Review-Url: https://codereview.chromium.org/2610233002
Cr-Commit-Position: refs/heads/master@{#441595}

[modify] https://crrev.com/f6a0f4b7f8abe662390f61e1d5133a0894bb6080/third_party/WebKit/Source/modules/mediastream/MediaStream.cpp

ClusterFuzz has detected this issue as fixed in range 441510:441524.

Detailed report: https://cluster-fuzz.appspot.com/testcase?key=4577816789385216

Fuzzer: inferno_twister_custom_bundle
Job Type: windows_syzyasan_chrome
Platform Id: windows

Crash Type: UNKNOWN
Crash Address: 0x00000045
Crash State:
  blink::MediaStream::streamEnded
  base::time_internal::SaturatedAdd
  blink::MediaStreamSource::setReadyState
  
Memory Tool: SYZYASAN

Regressed: https://cluster-fuzz.appspot.com/revisions?job=windows_syzyasan_chrome&range=441050:441052
Fixed: https://cluster-fuzz.appspot.com/revisions?job=windows_syzyasan_chrome&range=441510:441524

Minimized Testcase (5.21 Kb): https://cluster-fuzz.appspot.com/download/AMIfv96Wt2xWVyQTtybuusDPJqk4jt4Fdg5v_YkSPcLo8vDNrV3959R2SO2QdnLLCdgTiSn_SkHoD5C0Z5q2Cx_gd-0MUXl1Ludk_WDKgaPLv_z_nbRQMdakXzbYM4TNzOLL0uV826RLWcE87uD7MJbZTRVcBMCD7nfAjOWl0csCVn0x0uQce9x7RlSv-7vmBBTzEWJ3ip7aH3Dn9h-UFi_f3u8VqLPZjju22KBFjGQEMyYbOXosewGnrYuOMWPQMfcPOM62zIKVcHann_WQ2rs3SvyqqQQYjJFXZggUWIpMbsHYhUdGhNql1zm5p9jI_4ZjLvDKZ3JnNHMNqsVQj1Au3ovi7Tn4o-OdFcxhVNldGBZMGmjyerQ?testcase_id=4577816789385216

See https://dev.chromium.org/Home/chromium-security/bugs/reproducing-clusterfuzz-bugs for more information.

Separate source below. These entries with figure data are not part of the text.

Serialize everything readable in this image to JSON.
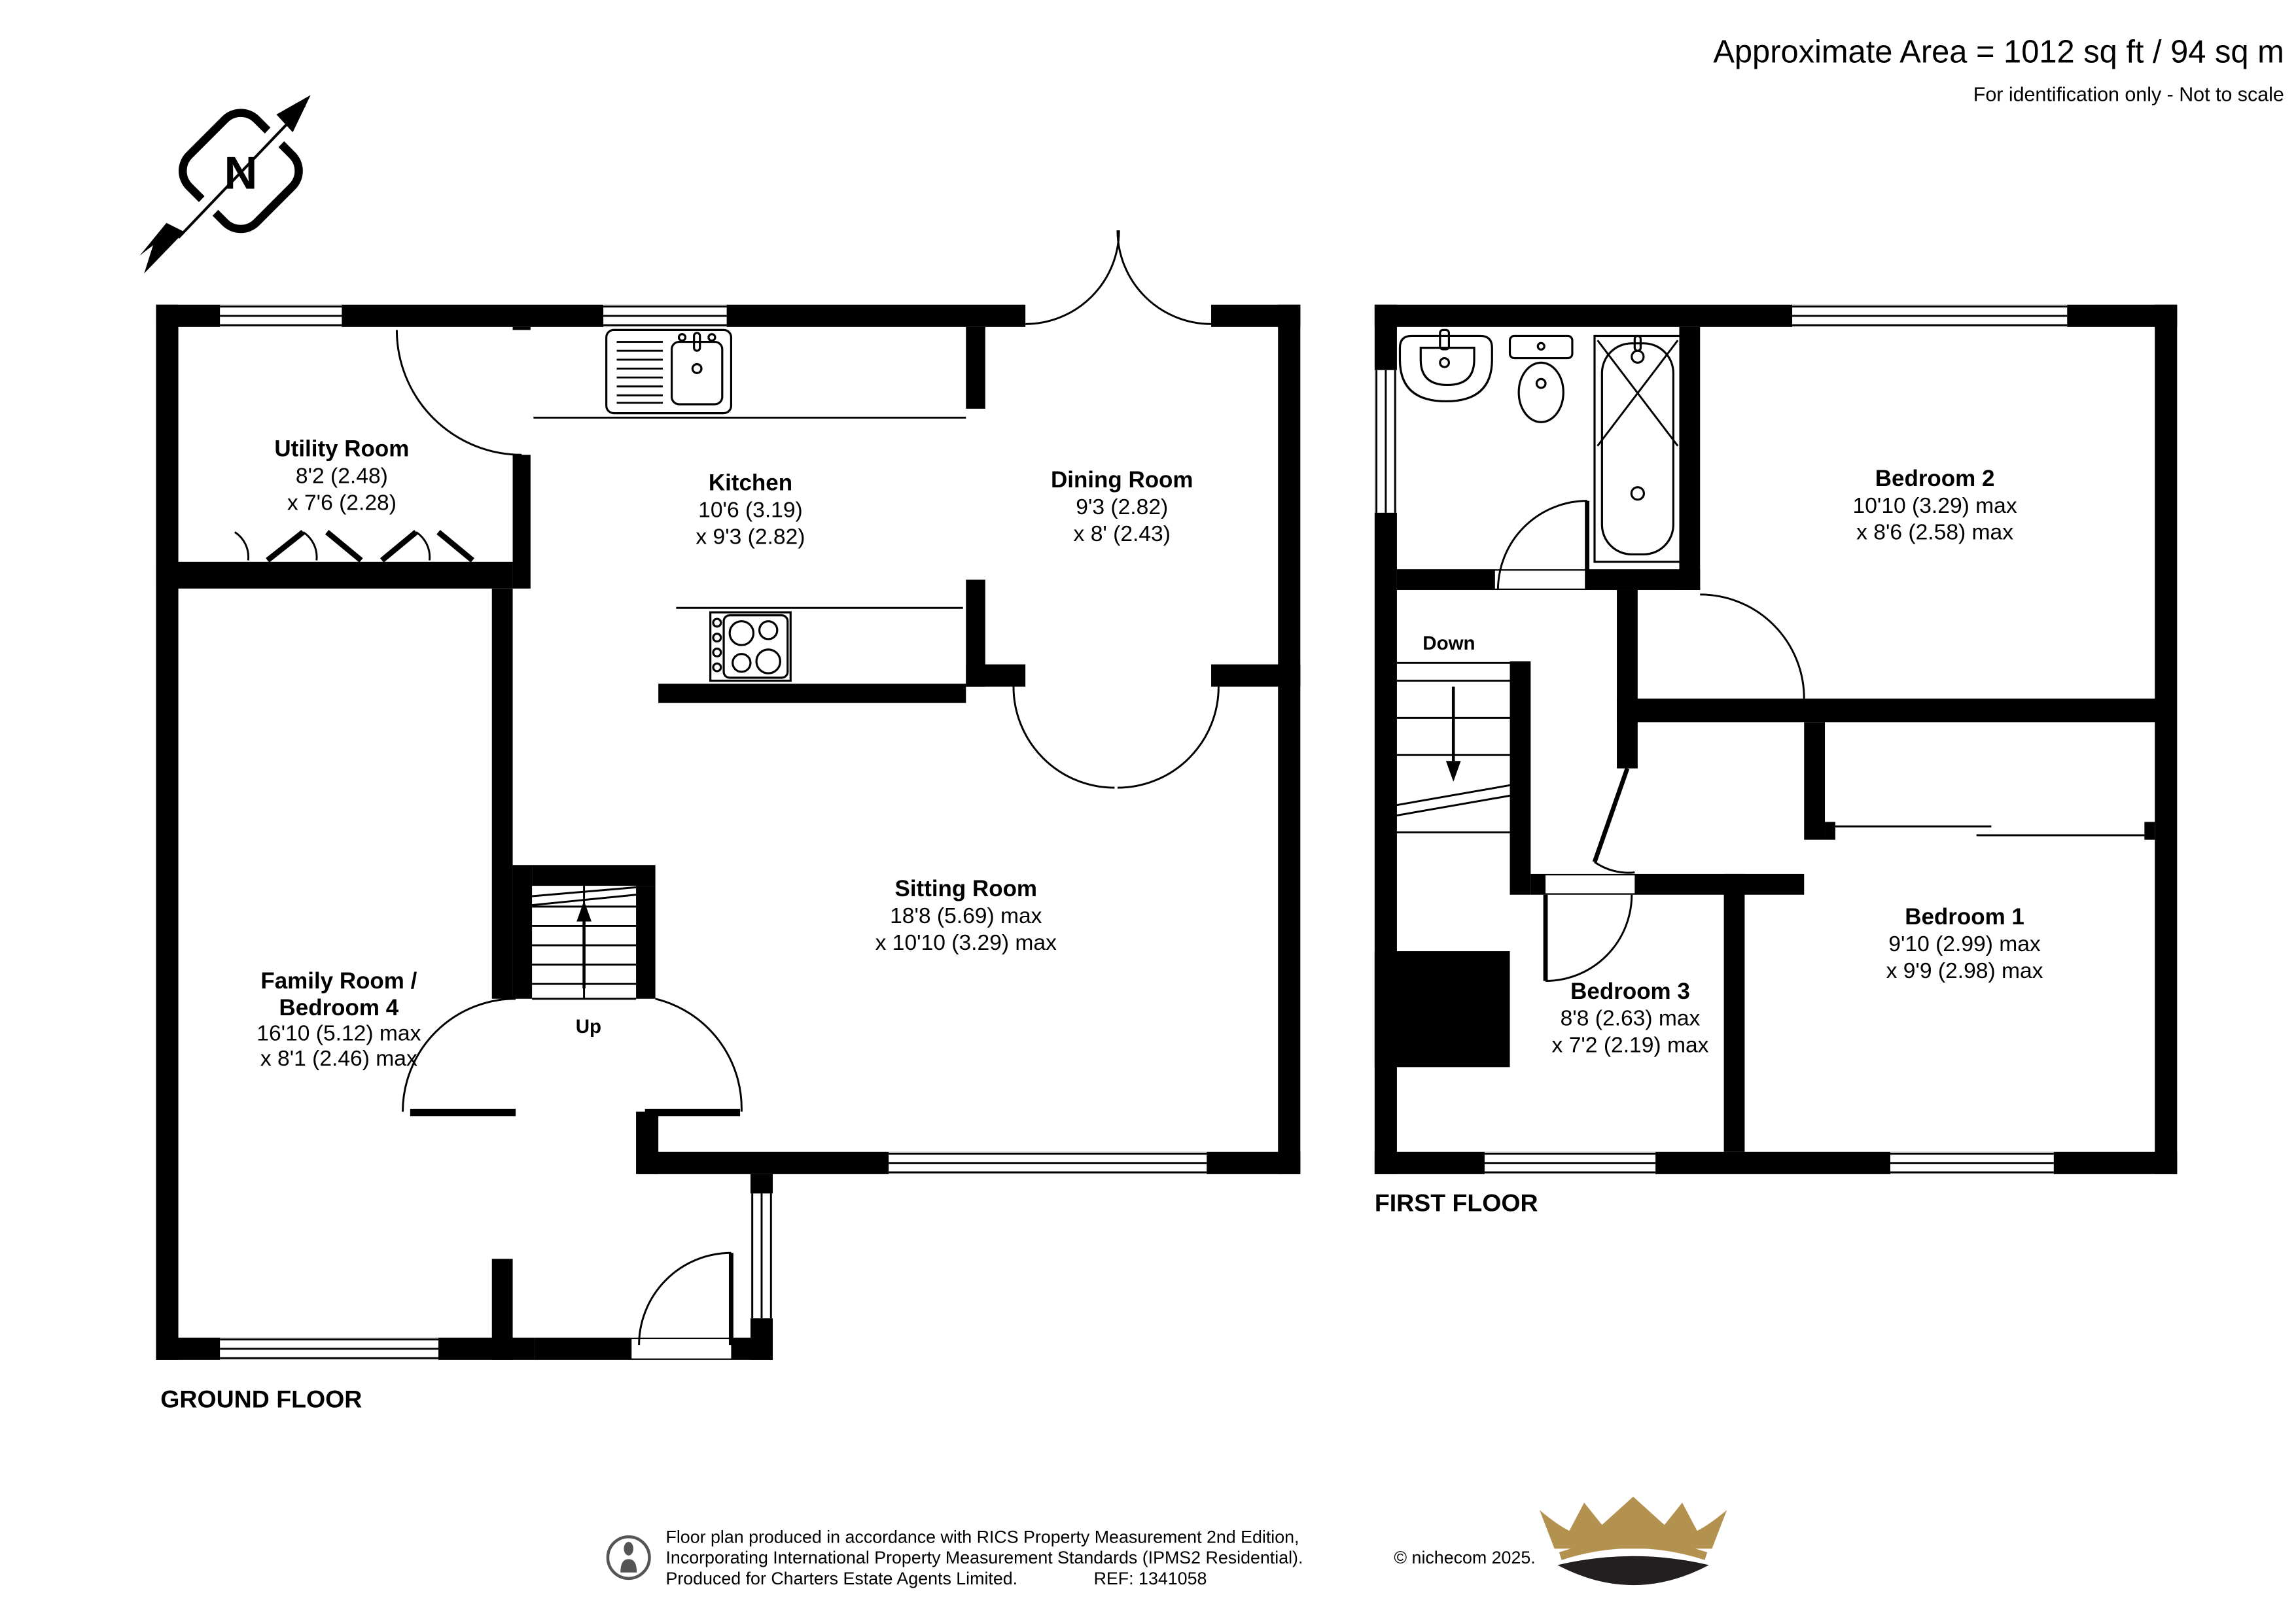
{
  "header": {
    "area_line": "Approximate Area = 1012 sq ft / 94 sq m",
    "scale_note": "For identification only - Not to scale"
  },
  "floors": {
    "ground": {
      "title": "GROUND FLOOR"
    },
    "first": {
      "title": "FIRST FLOOR"
    }
  },
  "compass": {
    "label": "N"
  },
  "stairs": {
    "up_label": "Up",
    "down_label": "Down"
  },
  "rooms": {
    "utility": {
      "name": "Utility Room",
      "dim1": "8'2 (2.48)",
      "dim2": "x 7'6 (2.28)"
    },
    "kitchen": {
      "name": "Kitchen",
      "dim1": "10'6 (3.19)",
      "dim2": "x 9'3 (2.82)"
    },
    "dining": {
      "name": "Dining Room",
      "dim1": "9'3 (2.82)",
      "dim2": "x 8' (2.43)"
    },
    "sitting": {
      "name": "Sitting Room",
      "dim1": "18'8 (5.69) max",
      "dim2": "x 10'10 (3.29) max"
    },
    "family": {
      "name_line1": "Family Room /",
      "name_line2": "Bedroom 4",
      "dim1": "16'10 (5.12) max",
      "dim2": "x 8'1 (2.46) max"
    },
    "bedroom1": {
      "name": "Bedroom 1",
      "dim1": "9'10 (2.99) max",
      "dim2": "x 9'9 (2.98) max"
    },
    "bedroom2": {
      "name": "Bedroom 2",
      "dim1": "10'10 (3.29) max",
      "dim2": "x 8'6 (2.58) max"
    },
    "bedroom3": {
      "name": "Bedroom 3",
      "dim1": "8'8 (2.63) max",
      "dim2": "x 7'2 (2.19) max"
    }
  },
  "footer": {
    "line1": "Floor plan produced in accordance with RICS Property Measurement 2nd Edition,",
    "line2": "Incorporating International Property Measurement Standards (IPMS2 Residential).",
    "line3": "Produced for Charters Estate Agents Limited.",
    "ref": "REF: 1341058",
    "copyright": "© nichecom 2025."
  },
  "icons": {
    "compass": "north-compass-icon",
    "agent_mark": "person-badge-icon",
    "logo": "charters-crown-logo"
  },
  "colors": {
    "walls": "#000000",
    "footer_text": "#6d6d6d",
    "crown_gold": "#b3924f",
    "crown_dark": "#231f20"
  }
}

If you suspect that the result above is incorrect, try re-doing that job on the test case report page.

ClusterFuzz testcase 4577816789385216 is verified as fixed, so closing issue.

If this is incorrect, please add ClusterFuzz-Wrong label and re-open the issue.